La transformation numérique des entreprises s’est accélérée. Les systèmes ERP occupent désormais une place centrale dans l’architecture logicielle des organisations. En orchestrant la gestion comptable, les flux logistiques, la relation client ou les ressources humaines, ces solutions assurent un fonctionnement cohérent des différents services. Toutefois, leur interdépendance avec les données stratégiques les rend particulièrement vulnérables face aux menaces informatiques. Il devient donc essentiel d’interroger la robustesse du lien entre ERP et cybersécurité.
Une vulnérabilité structurelle sous-estimée
Les ERP, par leur complexité, concentrent un volume considérable d’informations sensibles. Chaque module dialogue en permanence avec des bases de données, des outils métiers ou des applications mobiles. Cette interconnexion, souvent perçue comme un atout, génère en réalité un maillage difficile à surveiller. Le moindre point d’entrée non sécurisé devient alors une brèche exploitable par un tiers malveillant. Et ces brèches sont parfois invisibles jusqu’à l’attaque.
L’idée d’un ERP inviolable relève de l’illusion. Aucun éditeur ne peut garantir une étanchéité parfaite. Les failles logicielles existent, les erreurs humaines aussi. C’est pourquoi la question ne se limite plus à « faut-il sécuriser le système erp pgi ? », mais bien à « comment le sécuriser de façon pérenne ? ». Dans ce contexte, le cloisonnement des accès, la traçabilité des actions et la mise à jour rigoureuse des systèmes deviennent des fondations non négociables. La sécurisation d’un ERP suppose un équilibre permanent entre efficacité technologique et rigueur organisationnelle.
Une cible privilégiée des cybercriminels
Les attaques visant les ERP ne sont plus marginales. Elles s’inscrivent dans des logiques bien rôdées, souvent industrielles, avec des objectifs financiers explicites. En ciblant des systèmes critiques, les cybercriminels espèrent créer une paralysie immédiate et une pression maximale. Le scénario classique du rançongiciel illustre cette tendance. L’entreprise se retrouve alors face à un dilemme : céder ou subir une interruption de ses activités.
Ce type de chantage s’appuie sur la connaissance fine du fonctionnement des ERP. Les cyberattaquants identifient les modules les plus sensibles, infiltrent les canaux de communication, altèrent les flux de données. Ils misent sur la lenteur de réaction ou la méconnaissance des utilisateurs pour consolider leur attaque. Dans un tel contexte, seules les organisations dotées d’une politique de cybersécurité active et adaptée peuvent espérer contenir l’impact d’une intrusion.
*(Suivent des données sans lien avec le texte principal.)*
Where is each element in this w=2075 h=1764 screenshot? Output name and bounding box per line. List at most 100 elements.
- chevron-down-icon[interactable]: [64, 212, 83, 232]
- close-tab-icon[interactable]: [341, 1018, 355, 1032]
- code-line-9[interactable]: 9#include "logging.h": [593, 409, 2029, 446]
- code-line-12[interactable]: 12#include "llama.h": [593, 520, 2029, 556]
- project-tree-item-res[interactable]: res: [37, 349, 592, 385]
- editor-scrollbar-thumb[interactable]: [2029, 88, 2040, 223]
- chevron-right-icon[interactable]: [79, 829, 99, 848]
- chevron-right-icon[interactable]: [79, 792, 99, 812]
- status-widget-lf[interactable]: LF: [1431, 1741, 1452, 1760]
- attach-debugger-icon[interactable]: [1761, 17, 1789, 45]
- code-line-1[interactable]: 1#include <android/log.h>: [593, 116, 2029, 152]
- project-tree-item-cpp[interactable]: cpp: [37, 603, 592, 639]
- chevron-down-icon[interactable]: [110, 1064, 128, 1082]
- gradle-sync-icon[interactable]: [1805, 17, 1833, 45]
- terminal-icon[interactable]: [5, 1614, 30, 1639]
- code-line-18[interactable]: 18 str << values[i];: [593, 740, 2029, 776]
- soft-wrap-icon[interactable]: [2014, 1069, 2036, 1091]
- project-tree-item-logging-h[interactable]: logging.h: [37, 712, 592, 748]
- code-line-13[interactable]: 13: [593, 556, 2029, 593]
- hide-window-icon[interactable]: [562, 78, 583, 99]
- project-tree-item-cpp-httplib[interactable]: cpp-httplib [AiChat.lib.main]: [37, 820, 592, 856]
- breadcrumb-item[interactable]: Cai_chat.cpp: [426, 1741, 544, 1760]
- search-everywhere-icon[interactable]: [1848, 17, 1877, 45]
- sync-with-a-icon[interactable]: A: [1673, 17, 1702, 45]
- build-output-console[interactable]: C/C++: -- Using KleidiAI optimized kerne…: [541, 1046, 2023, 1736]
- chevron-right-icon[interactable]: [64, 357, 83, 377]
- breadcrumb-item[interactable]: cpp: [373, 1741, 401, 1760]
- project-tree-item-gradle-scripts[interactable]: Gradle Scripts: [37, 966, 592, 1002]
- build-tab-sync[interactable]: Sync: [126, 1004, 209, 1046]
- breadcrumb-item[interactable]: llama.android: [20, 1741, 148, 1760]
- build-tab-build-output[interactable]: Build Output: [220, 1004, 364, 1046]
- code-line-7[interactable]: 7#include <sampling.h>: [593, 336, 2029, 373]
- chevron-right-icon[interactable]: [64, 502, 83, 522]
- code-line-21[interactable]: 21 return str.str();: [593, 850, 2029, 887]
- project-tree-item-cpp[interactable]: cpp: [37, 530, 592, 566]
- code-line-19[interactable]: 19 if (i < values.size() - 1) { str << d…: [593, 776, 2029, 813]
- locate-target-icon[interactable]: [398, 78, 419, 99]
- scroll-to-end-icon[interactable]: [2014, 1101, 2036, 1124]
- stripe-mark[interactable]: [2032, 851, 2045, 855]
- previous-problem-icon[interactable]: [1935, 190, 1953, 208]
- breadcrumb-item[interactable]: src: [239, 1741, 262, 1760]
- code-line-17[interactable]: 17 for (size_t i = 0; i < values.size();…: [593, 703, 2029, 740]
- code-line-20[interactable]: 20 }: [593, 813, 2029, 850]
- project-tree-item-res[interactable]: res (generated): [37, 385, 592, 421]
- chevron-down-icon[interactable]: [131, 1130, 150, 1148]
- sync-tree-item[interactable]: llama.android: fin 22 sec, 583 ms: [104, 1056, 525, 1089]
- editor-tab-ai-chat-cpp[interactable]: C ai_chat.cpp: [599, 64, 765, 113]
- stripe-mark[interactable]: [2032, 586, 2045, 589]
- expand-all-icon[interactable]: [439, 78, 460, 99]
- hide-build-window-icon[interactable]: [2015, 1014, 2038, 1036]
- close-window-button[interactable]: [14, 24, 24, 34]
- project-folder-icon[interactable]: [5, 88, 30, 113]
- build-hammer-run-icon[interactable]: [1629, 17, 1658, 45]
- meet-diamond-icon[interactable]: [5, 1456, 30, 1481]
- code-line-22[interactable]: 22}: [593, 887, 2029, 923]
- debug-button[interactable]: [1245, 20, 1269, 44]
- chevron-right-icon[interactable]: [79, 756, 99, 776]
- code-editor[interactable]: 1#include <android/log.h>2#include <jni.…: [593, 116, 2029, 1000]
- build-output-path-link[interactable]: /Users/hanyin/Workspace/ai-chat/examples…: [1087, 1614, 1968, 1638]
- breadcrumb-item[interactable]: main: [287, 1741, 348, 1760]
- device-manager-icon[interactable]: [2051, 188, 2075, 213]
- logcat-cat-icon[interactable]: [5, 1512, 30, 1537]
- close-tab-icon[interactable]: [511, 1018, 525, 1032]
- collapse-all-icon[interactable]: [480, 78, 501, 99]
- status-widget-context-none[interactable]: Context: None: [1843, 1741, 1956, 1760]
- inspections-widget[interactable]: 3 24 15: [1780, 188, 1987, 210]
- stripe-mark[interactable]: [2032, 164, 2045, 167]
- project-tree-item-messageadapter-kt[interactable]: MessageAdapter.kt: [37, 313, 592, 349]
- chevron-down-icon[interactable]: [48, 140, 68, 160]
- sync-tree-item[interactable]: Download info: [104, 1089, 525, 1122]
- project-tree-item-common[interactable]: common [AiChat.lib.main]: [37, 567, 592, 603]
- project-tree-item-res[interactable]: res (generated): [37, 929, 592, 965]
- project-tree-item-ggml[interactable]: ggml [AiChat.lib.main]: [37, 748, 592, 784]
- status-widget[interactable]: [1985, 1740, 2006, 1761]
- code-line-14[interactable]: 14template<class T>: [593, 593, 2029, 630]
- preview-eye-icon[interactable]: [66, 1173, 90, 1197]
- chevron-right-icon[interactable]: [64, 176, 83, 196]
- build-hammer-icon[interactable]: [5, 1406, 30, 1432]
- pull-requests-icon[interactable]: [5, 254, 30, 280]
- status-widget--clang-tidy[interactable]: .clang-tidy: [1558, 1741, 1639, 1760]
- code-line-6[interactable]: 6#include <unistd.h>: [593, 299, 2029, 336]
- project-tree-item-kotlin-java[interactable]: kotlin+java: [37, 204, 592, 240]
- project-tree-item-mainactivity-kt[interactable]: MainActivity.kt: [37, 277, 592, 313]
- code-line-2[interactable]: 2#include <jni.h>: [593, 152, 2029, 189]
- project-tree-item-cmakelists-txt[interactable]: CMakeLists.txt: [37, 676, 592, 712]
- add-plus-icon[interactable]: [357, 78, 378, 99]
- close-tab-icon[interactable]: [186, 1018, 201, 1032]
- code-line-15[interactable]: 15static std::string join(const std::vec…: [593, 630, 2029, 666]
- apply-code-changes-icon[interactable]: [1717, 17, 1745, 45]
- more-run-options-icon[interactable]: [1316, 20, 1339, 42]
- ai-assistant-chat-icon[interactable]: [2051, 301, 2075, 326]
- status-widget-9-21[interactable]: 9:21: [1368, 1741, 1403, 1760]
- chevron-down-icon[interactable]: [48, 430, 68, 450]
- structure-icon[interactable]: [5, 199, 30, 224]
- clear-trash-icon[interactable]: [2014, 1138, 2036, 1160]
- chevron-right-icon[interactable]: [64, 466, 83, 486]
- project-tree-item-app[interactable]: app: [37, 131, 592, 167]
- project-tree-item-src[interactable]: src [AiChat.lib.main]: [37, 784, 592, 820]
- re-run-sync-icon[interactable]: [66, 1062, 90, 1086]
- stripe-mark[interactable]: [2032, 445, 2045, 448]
Le rôle déterminant des DSI et RSSI
Les directions informatiques se retrouvent en première ligne. Le lien entre ERP et cybersécurité impose une approche transversale. Il ne s’agit plus uniquement de gérer des mises à jour ou d’assurer le bon fonctionnement des serveurs. Il faut désormais piloter un écosystème de sécurité cohérent, adapté aux particularités de chaque entreprise. Cela suppose une veille constante, une capacité d’adaptation rapide, et une collaboration étroite avec les métiers.
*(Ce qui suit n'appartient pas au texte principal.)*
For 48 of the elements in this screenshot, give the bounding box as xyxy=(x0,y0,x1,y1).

Le responsable de la sécurité des systèmes d’information (RSSI) joue un rôle stratégique. Sa mission dépasse la technique. Il doit convaincre, expliquer, former. Il incarne la vigilance face à des collaborateurs souvent peu sensibilisés aux risques. Pour renforcer la sécurité des ERP, il ne suffit pas de déployer des outils. Il faut également instaurer une culture. Cela exige du temps, de la pédagogie et une connaissance approfondie du tissu organisationnel de l’entreprise.
La nécessaire évolution des mentalités
Certaines entreprises perçoivent encore la cybersécurité comme une dépense plutôt qu’un investissement. Cette vision court-termiste les expose à des conséquences parfois irréversibles. Les pertes financières liées à une attaque ciblée sur un ERP peuvent s’avérer démesurées. L’atteinte à la réputation, la perte de données critiques ou l’interruption des opérations sont autant de dommages dont l’ampleur dépasse souvent les projections initiales.
Il devient donc crucial de repositionner la cybersécurité au cœur des décisions stratégiques. Chaque déploiement, chaque évolution fonctionnelle, chaque connexion extérieure doit faire l’objet d’une évaluation rigoureuse. Les directions générales, souvent éloignées des aspects techniques, doivent comprendre l’importance d’un pilotage intégré. Cette évolution nécessite un dialogue renouvelé entre experts techniques et décideurs économiques.